Step 6: Transfer the bombs to a plate lined with paper towels to catch excess grease. Let them rest for about 5 minutes. Remove all toothpicks before serving. Garnish with diced green onions and serve with extra barbecue sauce for dipping and optional pickled jalapeños.
Substitutions & Additions: You can swap ground beef for ground turkey, chicken, or pork sausage. Experiment with other cheeses like Pepper Jack, mozzarella, or smoked gouda. For more heat, add cayenne pepper, hot sauce, or finely diced fresh jalapeños to the meat mixture. Try different BBQ sauces (honey, mesquite, Carolina mustard) or even spicy honey mustard.

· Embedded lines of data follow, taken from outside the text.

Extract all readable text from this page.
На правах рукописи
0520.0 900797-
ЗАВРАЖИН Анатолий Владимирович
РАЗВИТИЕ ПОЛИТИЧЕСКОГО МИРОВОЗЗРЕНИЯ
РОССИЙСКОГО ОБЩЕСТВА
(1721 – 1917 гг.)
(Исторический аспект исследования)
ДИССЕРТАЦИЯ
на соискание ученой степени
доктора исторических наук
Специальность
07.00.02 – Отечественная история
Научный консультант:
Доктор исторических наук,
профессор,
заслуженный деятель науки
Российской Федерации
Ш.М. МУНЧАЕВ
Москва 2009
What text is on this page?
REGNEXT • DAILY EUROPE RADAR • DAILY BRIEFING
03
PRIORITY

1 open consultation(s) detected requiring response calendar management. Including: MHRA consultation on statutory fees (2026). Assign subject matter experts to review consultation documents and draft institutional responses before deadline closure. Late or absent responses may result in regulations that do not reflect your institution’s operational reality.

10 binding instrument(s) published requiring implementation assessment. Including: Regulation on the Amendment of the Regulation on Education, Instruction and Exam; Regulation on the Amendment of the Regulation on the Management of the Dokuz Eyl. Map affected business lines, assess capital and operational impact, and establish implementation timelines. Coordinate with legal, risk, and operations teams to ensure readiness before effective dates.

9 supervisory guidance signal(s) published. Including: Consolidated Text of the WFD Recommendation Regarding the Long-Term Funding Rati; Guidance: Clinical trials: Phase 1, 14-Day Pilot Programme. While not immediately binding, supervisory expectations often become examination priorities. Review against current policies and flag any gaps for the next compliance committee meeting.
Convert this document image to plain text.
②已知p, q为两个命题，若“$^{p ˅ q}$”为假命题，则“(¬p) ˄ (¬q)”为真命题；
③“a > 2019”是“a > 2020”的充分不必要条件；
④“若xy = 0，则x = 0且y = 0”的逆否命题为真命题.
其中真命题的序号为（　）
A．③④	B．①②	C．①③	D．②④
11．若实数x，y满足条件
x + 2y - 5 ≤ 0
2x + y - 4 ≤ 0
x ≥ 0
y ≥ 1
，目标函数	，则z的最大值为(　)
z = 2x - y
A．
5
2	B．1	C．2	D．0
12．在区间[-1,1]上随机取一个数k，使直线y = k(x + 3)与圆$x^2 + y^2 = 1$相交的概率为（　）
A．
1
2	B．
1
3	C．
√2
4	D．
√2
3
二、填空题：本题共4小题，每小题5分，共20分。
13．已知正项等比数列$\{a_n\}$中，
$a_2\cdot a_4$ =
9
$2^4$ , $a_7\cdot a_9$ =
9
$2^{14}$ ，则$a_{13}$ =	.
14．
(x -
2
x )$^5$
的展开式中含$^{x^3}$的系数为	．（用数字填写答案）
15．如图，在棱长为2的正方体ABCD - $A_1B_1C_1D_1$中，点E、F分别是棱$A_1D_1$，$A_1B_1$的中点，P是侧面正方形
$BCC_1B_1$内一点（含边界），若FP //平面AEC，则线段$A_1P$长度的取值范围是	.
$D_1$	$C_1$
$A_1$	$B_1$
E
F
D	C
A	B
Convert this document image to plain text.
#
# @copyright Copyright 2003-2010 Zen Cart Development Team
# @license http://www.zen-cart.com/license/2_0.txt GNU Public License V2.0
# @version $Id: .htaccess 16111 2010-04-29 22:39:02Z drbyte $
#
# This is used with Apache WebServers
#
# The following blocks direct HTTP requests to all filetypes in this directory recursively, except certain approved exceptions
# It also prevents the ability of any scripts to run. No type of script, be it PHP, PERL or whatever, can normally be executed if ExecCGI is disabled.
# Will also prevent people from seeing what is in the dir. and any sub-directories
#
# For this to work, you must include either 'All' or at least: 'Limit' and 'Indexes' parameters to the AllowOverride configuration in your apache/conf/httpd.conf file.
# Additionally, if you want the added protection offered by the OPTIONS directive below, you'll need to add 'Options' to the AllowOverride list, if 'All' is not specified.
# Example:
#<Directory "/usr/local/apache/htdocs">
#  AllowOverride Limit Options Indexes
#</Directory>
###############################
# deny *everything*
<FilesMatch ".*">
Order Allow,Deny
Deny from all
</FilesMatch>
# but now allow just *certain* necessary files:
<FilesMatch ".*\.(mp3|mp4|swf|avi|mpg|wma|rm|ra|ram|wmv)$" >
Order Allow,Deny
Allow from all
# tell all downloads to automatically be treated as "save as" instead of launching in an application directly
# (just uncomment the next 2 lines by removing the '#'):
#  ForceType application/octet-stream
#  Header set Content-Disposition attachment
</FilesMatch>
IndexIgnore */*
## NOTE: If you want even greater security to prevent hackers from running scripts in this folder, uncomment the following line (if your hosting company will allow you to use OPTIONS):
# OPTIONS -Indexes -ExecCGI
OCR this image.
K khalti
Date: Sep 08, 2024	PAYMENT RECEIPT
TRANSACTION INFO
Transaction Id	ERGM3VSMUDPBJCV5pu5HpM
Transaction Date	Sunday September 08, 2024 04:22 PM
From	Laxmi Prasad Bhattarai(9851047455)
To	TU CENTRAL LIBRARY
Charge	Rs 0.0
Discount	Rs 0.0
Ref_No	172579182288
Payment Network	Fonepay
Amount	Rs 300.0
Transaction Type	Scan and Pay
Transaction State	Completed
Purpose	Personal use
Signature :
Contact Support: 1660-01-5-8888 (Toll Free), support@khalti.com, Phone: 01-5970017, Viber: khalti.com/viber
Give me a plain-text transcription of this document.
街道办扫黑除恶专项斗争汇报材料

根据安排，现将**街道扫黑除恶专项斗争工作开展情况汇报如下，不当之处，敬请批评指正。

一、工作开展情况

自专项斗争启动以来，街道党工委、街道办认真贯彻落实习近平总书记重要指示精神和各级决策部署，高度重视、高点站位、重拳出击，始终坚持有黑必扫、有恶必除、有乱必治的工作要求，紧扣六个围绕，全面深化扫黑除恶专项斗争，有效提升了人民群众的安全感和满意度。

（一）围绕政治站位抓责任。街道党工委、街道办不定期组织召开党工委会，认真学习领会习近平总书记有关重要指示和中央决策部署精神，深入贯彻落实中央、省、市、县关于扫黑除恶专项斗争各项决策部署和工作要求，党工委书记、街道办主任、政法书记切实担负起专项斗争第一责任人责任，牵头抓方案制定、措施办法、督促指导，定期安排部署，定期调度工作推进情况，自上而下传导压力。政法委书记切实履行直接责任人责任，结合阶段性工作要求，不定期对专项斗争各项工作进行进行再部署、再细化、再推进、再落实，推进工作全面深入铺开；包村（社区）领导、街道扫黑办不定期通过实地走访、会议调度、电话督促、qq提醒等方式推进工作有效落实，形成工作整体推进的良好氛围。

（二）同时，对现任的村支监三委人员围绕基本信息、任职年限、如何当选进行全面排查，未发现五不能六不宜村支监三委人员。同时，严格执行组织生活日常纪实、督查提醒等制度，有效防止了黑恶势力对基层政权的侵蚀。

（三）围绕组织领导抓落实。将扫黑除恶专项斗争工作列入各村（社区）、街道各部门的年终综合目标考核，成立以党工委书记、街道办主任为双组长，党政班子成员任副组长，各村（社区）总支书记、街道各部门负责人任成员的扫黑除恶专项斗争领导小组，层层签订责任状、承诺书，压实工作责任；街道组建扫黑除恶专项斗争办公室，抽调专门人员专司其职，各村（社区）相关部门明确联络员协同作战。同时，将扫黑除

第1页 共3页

For hidden veggies, finely grate zucchini or carrots into the mixture (squeeze out excess moisture first).
Tips for Success: Do not overmix the meat to keep the meatballs tender. Make meatballs roughly the same size for even cooking. Soak wooden toothpicks for at least 30 minutes if grilling or for extra caution in the oven to prevent burning. Use a wire rack to allow air circulation for crispy bacon. Don't overcrowd the pan, as this will steam the meatballs instead of roasting them. Resting the meatballs for a few minutes after baking helps redistribute juices, keeping them moist.
How to Store: Store leftover cooked bacon bombs in an airtight container in the refrigerator for up to 3-4 days. Reheat in the oven at 350°F (175°C) for 10-15 minutes. To freeze, arrange cooked and cooled bombs in a single layer on a baking sheet, freeze until solid, then transfer to a freezer-safe bag for up to 2-3 months. Reheat from frozen in the oven at 350°F (175°C) for 20-30 minutes.